RISC-V 5-stage pipeline design :
RISC-v also has a classic 5-level pipeline design, but also has 2-level, 3-level, 7-level, and even more pipeline designs, depending on the company’s definition of the product, RISC-V itself does not stipulate how many stages must be used. .
The instruction fetch is mainly to control the pc (program counter). In general, each clock cycle pc = pc + 4; at the same time, the instruction is sent to the decoding module; but if there are BRANCH, JAL, JALR, AUIPC, the pc will be modified to these instructions Calculated value, and take the calculated pc as the address, read the instruction of the corresponding address, and send it to the decoding module.
Second level decoding:
The decoding module is responsible for separating out the instructions:
1) What is the specific instruction (ADDI, AND, JAL, LUI, etc.),
2) Which registers are required to cooperate with the execution of the next level (rs1, rs2, rd)
3) Load/save etc. need the address of the memory (get the data in the address)
The third level of execution:
According to the decoding result, perform corresponding calculations: including add, xor, or, and, pc jump, branch jump and so on.

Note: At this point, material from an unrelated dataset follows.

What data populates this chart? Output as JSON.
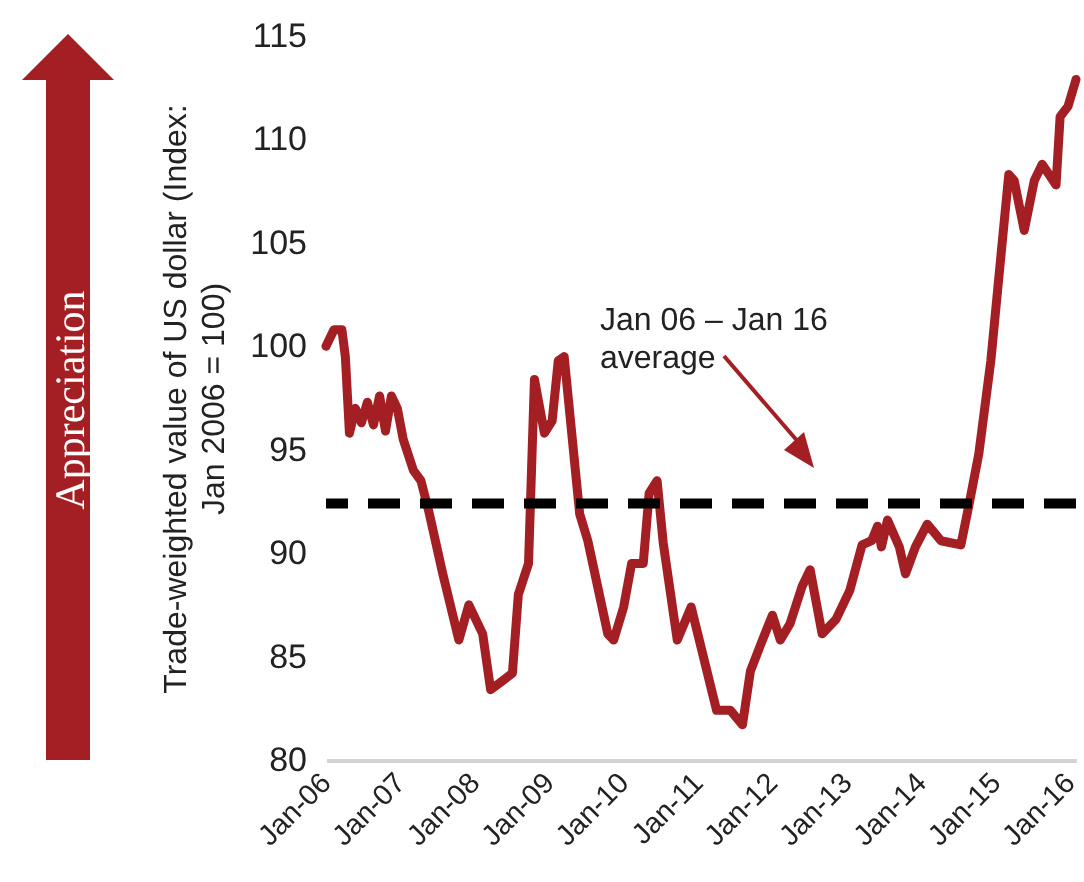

In a variable-stage pipeline (not a fixed 5-stage pipeline design) can also be based on instructions
Write back directly.
Fourth level fetch:
Operations such as load, store, etc. access memory, or access to csr registers.
Episode 5 write-back:
The final result is written back to 32 general-purpose registers to complete the operation of the instruction cycle.
The pipeline can be designed as 2-stage, 3-stage, 5-stage, and more. But it can also be designed as a variable-stage pipeline. According to different instructions, the operation of the entire instruction can be quickly completed, thereby speeding up the execution speed of the CPU.
For example, add x2, x3, x4 has no memory access. After execution, it can be written back directly.